Вы знаете: я способен на подвиг. Ну, и вот также подлость, – порой так и тянет кому-нибудь какую-нибудь пакость сделать, – самому близкому.
Слова рабочего Захара Михайлова, провокатора, сказанные им следственной комиссии в 1917 г. «Былое», 1922, кн. 6-я, статья Н. Осиповского.
Иногда – ни с того ни с сего – приходят мысли плохие и подлые…
Н.И. Пирогов.
Позвольте подлость сделать!
Один из героев Островского.
Подлость требует иногда столь же самоотречения, как и подвиг героизма.
Из письма Л. Андреева.
По обдуманным поступкам не узнаешь, каков есть человек, его выдают поступки необдуманные.
Н. С. Лесков в письме к Пыляеву.
У русского человека мозги набекрень.
И. С. Тургенев.
Отец мой был слесарь. Большой такой, добрый, очень веселый. В каждом человеке он прежде всего искал, над чем бы посмеяться. Меня он любил и прозвал Караморой, он всем давал прозвища. Есть такой крупный комар, похожий на паука, в просторечии его зовут – карамора. Я был мальчишка длинноногий, худощавый; любил ловить птиц. В играх был удачлив, в драках – ловок.
Дали мне они три дести бумаги: пиши, как всё это случилось. А зачем я буду писать? Всё равно: они меня убьют.
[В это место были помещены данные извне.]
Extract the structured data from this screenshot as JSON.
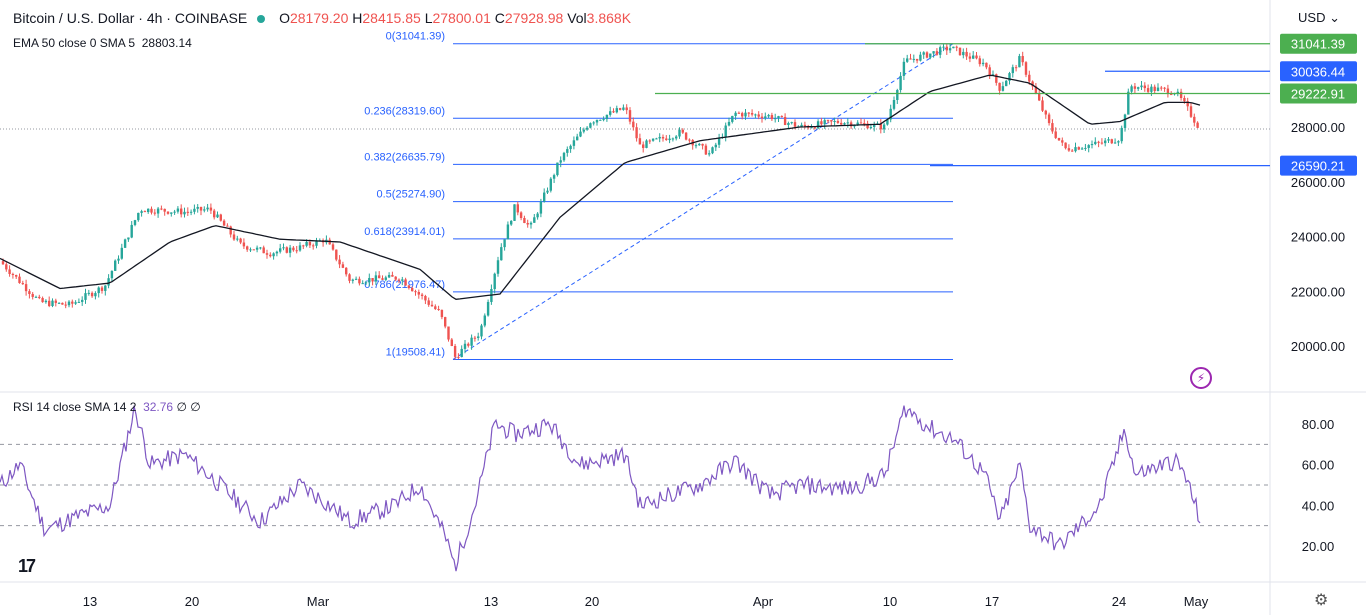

Вот – дождь идет. Действительно – идет: полосы, столбы воды двигаются над полем в город, и ничего не видно сквозь мокрый бредень. За окном – гром, шум, тюрьма притихла, трясется, дождь и ветер толкают ее, кажется, что старая эта тюрьма скользит по взмыленной земле, съезжает под уклон туда, на город. И я, сам в себе, как рыба в бредне.
Темно. Что я буду писать? Жили во мне два человека, и один к другому не притерся. Вот и всё.
А может быть, это не так. Все-таки писать я не буду. Не хочу. Да и не умею. И – темно писать. Лучше полежим, Карамора, покурим, подумаем.
Пускай убивают.
Всю ночь не спал. Душно. После дождя солнце так припекло землю, что в окно камеры дует с поля влажным жаром, точно из бани. В небе серпиком торчит четвертинка луны, похожая на рыжие усы Попова.
Всю ночь вспоминал жизнь мою. Что еще делать? Как в щель смотрел, а за щелью – зеркало, и в нем отражено, застыло пережитое мною.
Вспомнил Леопольда, первого наставника моего. Маленький голодный еврейчик, гимназист. Мне было в то время девятнадцать лет, а он года на два или на три моложе меня. Чахоточный, в близоруких очках, рожица желтая, нос кривой и докрасна затек от тяжелых очков. Показался он мне смешным и трусливым, как мышонок.
Тем более удивительно было видеть, как храбро и ловко он срывает покровы лжи, как грызет внешние связи людей, обнажая горчайшую правду бесчисленных обманов человека человеком.
Был он из тех, которые родятся мудрыми стариками, и был неукротимо яростен в обличении социальной лжи. Даже дрожал от злости, оголяя пред нами жизнь, – точно ограбленный поймал вора и обыскивает его.
Мне, веселому парню, неприятно было слушать его злую речь. Я был доволен жизнью, не завистлив, не жаден, зарабатывал хорошо, путь свой я видел светлым ручьем. И вдруг чувствую: замутил еврейчик мою воду. Обидно было: я, здоровый русский парень, а вот эдакий ничтожный чужой мальчишка оказывается умнее меня; учит, раздражает, словно соль втирая в кожу мне.
Сказать против я ничего не умел, да и было ясно: Леопольд говорит правду. А сказать что-нибудь очень хотелось. Но ведь как скажешь: «Всё это – правда, только мне ее не нужно. Своя есть»?
Теперь понимаю: скажи я так, и вся моя жизнь пошла бы иным путем. Ошибся, не сказал. Пожалуй, именно потому не решился выговорить свои слова, что уж очень неприятно было: сидят четверо парней, на подбор молодцы, а глупее хворенького галчонка.
Торговля нашего города почти вся была в руках евреев, и поэтому их весьма не любили. Конечно, и я не имел причин относиться к ним лучше, чем все. Когда Леопольд ушел, я стал высмеивать товарищей: нашли учителя! Но Зотов, скорняк, который завел всю эту машину, озлился на меня, да и другие – тоже. Они уже не первый раз слушали Леопольда и довольно плотно притерлись к нему.